Debaixo do viaduto Santa Tereza algo acontece. São sete horas da noite e pessoas vão chegando com baldes cheios de água. Uma mulher recebe os baldes e os coloca num semicírculo, em torno de um poste. Páginas de revista. Mulheres nuas, arreganhadas. Significado de nomes para o bebê. Cuidados com a gravidez. Peças de tricô. A mulher constrói um tapete. Depois um altar. Uma nave. Sobre as páginas, miniaturas de objetos do lar: mesas, cadeiras, panelas. Tudo nesse universo do Mercado da buceta, o experimento da obscênica Erica, é rosa. Brinquedos de menina já numa construção da mulher.
Em frente ao tapete, um caixote de madeira, desses de mercado. Ela finaliza seu ritual. Sobre a roupa que veste outras roupas nas quais não cabe. Essa mulher de corpo apertado martirizado "enroupado" sobe em seu pedestal de mãe mulher, nas mãos uma vassourinha, um rodinho e uma pazinha. Brinquedos de menina. Debaixo do viaduto Santa Tereza, às sete horas da noite, sobre um caixote de feira, sobre um salto. Um altar. Ela pede que destruamos a imagem. Difícil tocar nela. Mais fácil destruir os objetos. Mas algo acontece.

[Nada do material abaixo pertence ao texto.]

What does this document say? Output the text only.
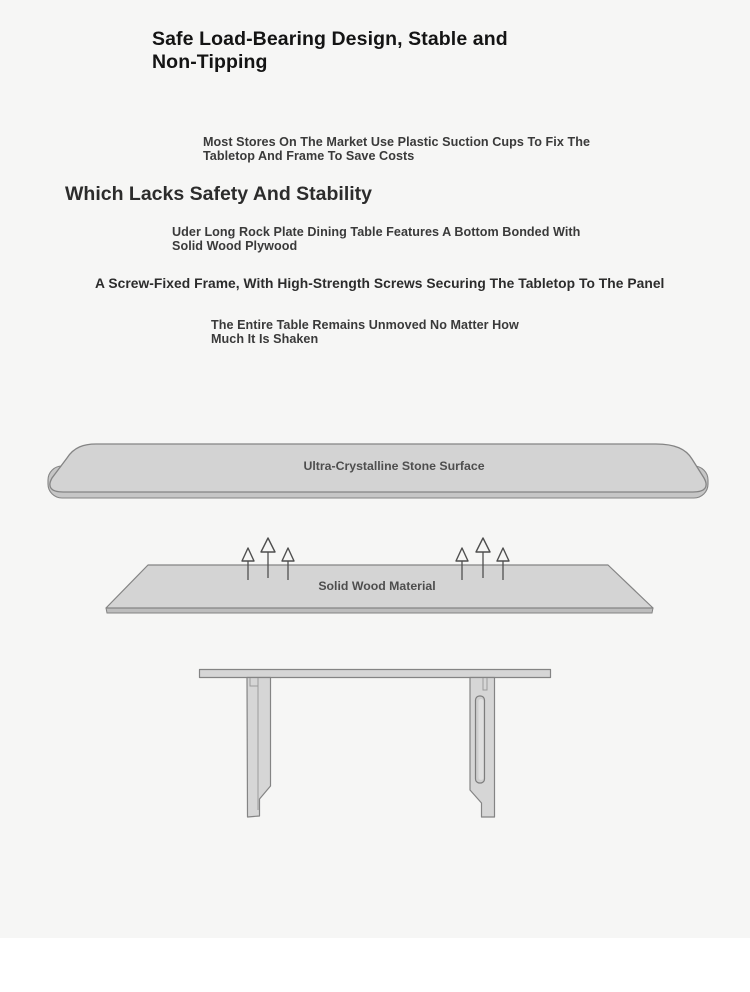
Safe Load-Bearing Design, Stable and
Non-Tipping

Most Stores On The Market Use Plastic Suction Cups To Fix The
Tabletop And Frame To Save Costs

Which Lacks Safety And Stability

Uder Long Rock Plate Dining Table Features A Bottom Bonded With
Solid Wood Plywood

A Screw-Fixed Frame, With High-Strength Screws Securing The Tabletop To The Panel

The Entire Table Remains Unmoved No Matter How
Much It Is Shaken

Ultra-Crystalline Stone Surface
Solid Wood Material
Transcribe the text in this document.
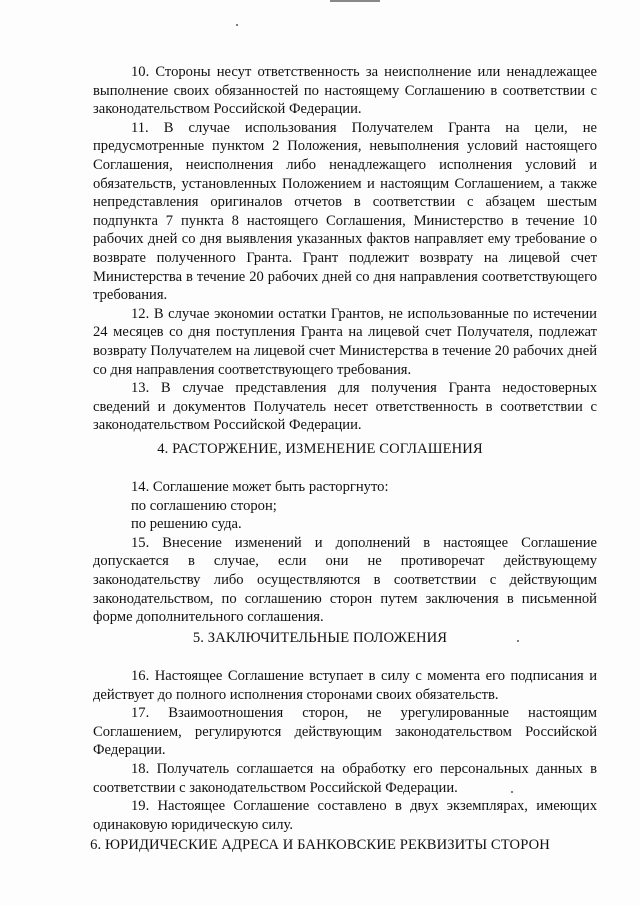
10. Стороны несут ответственность за неисполнение или ненадлежащее выполнение своих обязанностей по настоящему Соглашению в соответствии с законодательством Российской Федерации.

11. В случае использования Получателем Гранта на цели, не предусмотренные пунктом 2 Положения, невыполнения условий настоящего Соглашения, неисполнения либо ненадлежащего исполнения условий и обязательств, установленных Положением и настоящим Соглашением, а также непредставления оригиналов отчетов в соответствии с абзацем шестым подпункта 7 пункта 8 настоящего Соглашения, Министерство в течение 10 рабочих дней со дня выявления указанных фактов направляет ему требование о возврате полученного Гранта. Грант подлежит возврату на лицевой счет Министерства в течение 20 рабочих дней со дня направления соответствующего требования.

12. В случае экономии остатки Грантов, не использованные по истечении 24 месяцев со дня поступления Гранта на лицевой счет Получателя, подлежат возврату Получателем на лицевой счет Министерства в течение 20 рабочих дней со дня направления соответствующего требования.

13. В случае представления для получения Гранта недостоверных сведений и документов Получатель несет ответственность в соответствии с законодательством Российской Федерации.

4. РАСТОРЖЕНИЕ, ИЗМЕНЕНИЕ СОГЛАШЕНИЯ

14. Соглашение может быть расторгнуто:

по соглашению сторон;

по решению суда.

15. Внесение изменений и дополнений в настоящее Соглашение допускается в случае, если они не противоречат действующему законодательству либо осуществляются в соответствии с действующим законодательством, по соглашению сторон путем заключения в письменной форме дополнительного соглашения.

5. ЗАКЛЮЧИТЕЛЬНЫЕ ПОЛОЖЕНИЯ

16. Настоящее Соглашение вступает в силу с момента его подписания и действует до полного исполнения сторонами своих обязательств.

17. Взаимоотношения сторон, не урегулированные настоящим Соглашением, регулируются действующим законодательством Российской Федерации.

18. Получатель соглашается на обработку его персональных данных в соответствии с законодательством Российской Федерации.

19. Настоящее Соглашение составлено в двух экземплярах, имеющих одинаковую юридическую силу.

6. ЮРИДИЧЕСКИЕ АДРЕСА И БАНКОВСКИЕ РЕКВИЗИТЫ СТОРОН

Aproxima-se desse altar uma senhora de rua a quem inquieta essa imagem meio nossa senhora meio santo de terreiro com aquela calcinha cobrindo a cabeça. A senhora, Celina, diz “é coisa de quem não tem deus”. Ah, a senhora Celina... gloriosa intervenção no rumo dessa ação provocativa. Ela se incomoda, avança, toca, interroga, provoca e é provocada. Mas sua ação também incomoda as certezas de uma senhora burguesa que está tentando entender e mastigar tudo isso. Celina toca, avança a mão sobre a cabeça da atriz, a calcinha a deixando inquieta. A outra, a senhora burguesa, parece também ter ímpetos de ação que se diluem na sugestão de chamar a televisão e tentativas de ordenação “Não toca, você está atrapalhando. Não está vendo que é arte?” “A senhora podia ter pelo menos educação e me chamar num canto se queria falar comigo”, responde Celina altaneira.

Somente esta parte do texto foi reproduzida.